I didn’t believe my kids when they told me college is overrated figuratively speaking. Today, some will be over and some will be underrated literally.
Duane Swacker: if I may inject a little Banesh Hoffman into this discussion—
“The most important thing to understand about reliance on statistics in a field such as testing is that such reliance warps perspective. The person that holds that subjective judgment and opinion are suspect and decides that only statistics can provide the objectivity and relative certainty that he seeks, begins by unconsciously ignoring, and ends by consciously deriding, whatever can not be given a numerical measure or label. His sense of values becomes distorted. He comes to believe that whatever is non-numerical is inconsequential. He can not serve two masters. If he worships statistics he will simplify, fractionalize, distort, and cheapen in order to force things into a numerical mold.” [THE TYRANNY OF TESTING, 1964, p. 169]
Standardized testing lends itself quite easily to abusive labeling, sorting and ranking. True believers in its Magical Omnipotence can easily “buy into” an abusive college ranking system that also labels, sorts and ranks.
After all, when there’s so much $tudent $ucce$$ at stake…
😎
I think the next “bubble” will be the higher education bubble. It’s only a matter of time. The “free market” is allowing presidents of Universities to keep hiking tuition, which ultimately equates to higher profits for our government through loans (to the tune of over 40 billion just recently). It’s win-win for all involved, except for the consumer.
My immediate reaction is to think that Obama wants CONTROL over academic “freedom” and this is his means of doing so. A lot of corporations controlling the overseeing of data will profit enormously. Obama’s MO is very much akin to how this whole RTTT fiasco started. University presidents are smart to stop the nonsense before it has a chance to start.
It was only a matter of time that higher ed would be pelted with the standarization phenonema. Obama thinks that following the Asian way of ranking colleges will work for us. Unless parents will sacrifice their hard earned money by going broke to send their kids to Obama’s highly rated colleges, his policies will backfire. Additionally, how is he going to give out subsidized loans for “highly rated” colleges? On top of that there may not be enough “college ready” kids to enter these colleges. And if colleges don’t have enough enrollment to pay the bills, they will lower the entry point system. The system is gamed.
There are entire shelves in bookstores dedicated to ranking and comparing colleges.

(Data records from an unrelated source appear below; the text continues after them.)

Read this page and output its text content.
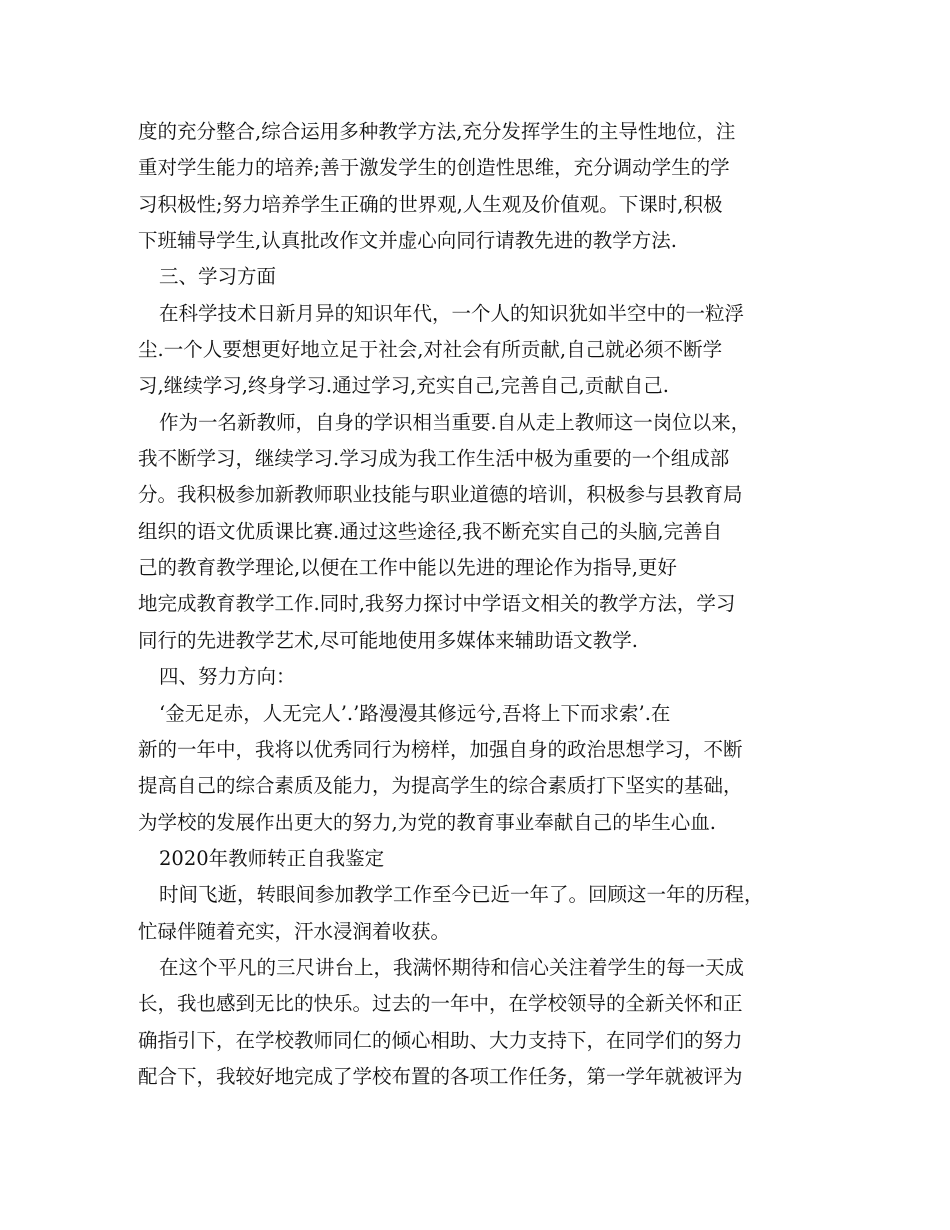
度的充分整合,综合运用多种教学方法,充分发挥学生的主导性地位，注
重对学生能力的培养;善于激发学生的创造性思维，充分调动学生的学
习积极性;努力培养学生正确的世界观,人生观及价值观。下课时,积极
下班辅导学生,认真批改作文并虚心向同行请教先进的教学方法.
三、学习方面
在科学技术日新月异的知识年代，一个人的知识犹如半空中的一粒浮
尘.一个人要想更好地立足于社会,对社会有所贡献,自己就必须不断学
习,继续学习,终身学习.通过学习,充实自己,完善自己,贡献自己.
作为一名新教师，自身的学识相当重要.自从走上教师这一岗位以来，
我不断学习，继续学习.学习成为我工作生活中极为重要的一个组成部
分。我积极参加新教师职业技能与职业道德的培训，积极参与县教育局
组织的语文优质课比赛.通过这些途径,我不断充实自己的头脑,完善自
己的教育教学理论,以便在工作中能以先进的理论作为指导,更好
地完成教育教学工作.同时,我努力探讨中学语文相关的教学方法，学习
同行的先进教学艺术,尽可能地使用多媒体来辅助语文教学.
四、努力方向：
‘金无足赤，人无完人’.’路漫漫其修远兮,吾将上下而求索’.在
新的一年中，我将以优秀同行为榜样，加强自身的政治思想学习，不断
提高自己的综合素质及能力，为提高学生的综合素质打下坚实的基础，
为学校的发展作出更大的努力,为党的教育事业奉献自己的毕生心血.
2020年教师转正自我鉴定
时间飞逝，转眼间参加教学工作至今已近一年了。回顾这一年的历程，
忙碌伴随着充实，汗水浸润着收获。
在这个平凡的三尺讲台上，我满怀期待和信心关注着学生的每一天成
长，我也感到无比的快乐。过去的一年中，在学校领导的全新关怀和正
确指引下，在学校教师同仁的倾心相助、大力支持下，在同学们的努力
配合下，我较好地完成了学校布置的各项工作任务，第一学年就被评为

Adding another ranking will likely have little impact on where kids choose to go to college, but it might serve to highlight different aspects than US News and World Report’s ubiquitous set of rankings. I think you might see something more like the Washington Monthly ranking, which can be found here:http://www.washingtonmonthly.com/college_guide/toc_2013.php
Here is my “common core” research paper I would assign to high school students: “If Martin Luther King could come back from the dead, what would he say to Obama in regards to his “leadership” as president and why”? The only problem would be that these students have never read a full length document, essay or book original source. They have been educated to read Pearson excerpted passages from a host of “pre approved” ones designed to enable them to pass a high stakes test. They would not be allowed to read anything remotely considered controversial nor would their school library probably have access to many original source books or allow them to read them. In LA they can use Pearson software to “research” on their new i-pads. They cannot express themselves all that well because they have no experience with the nuances of language as is learned when on is allowed to read freely and to actually study grammar. Wow.. common core is just that..
I kind of like the dictionary definition of the verb “to core”…
verb [ trans. ]
remove the tough central part and seeds from (a fruit) : peel and core the pears.
Is this what we want for our nation? Hollowed out brains?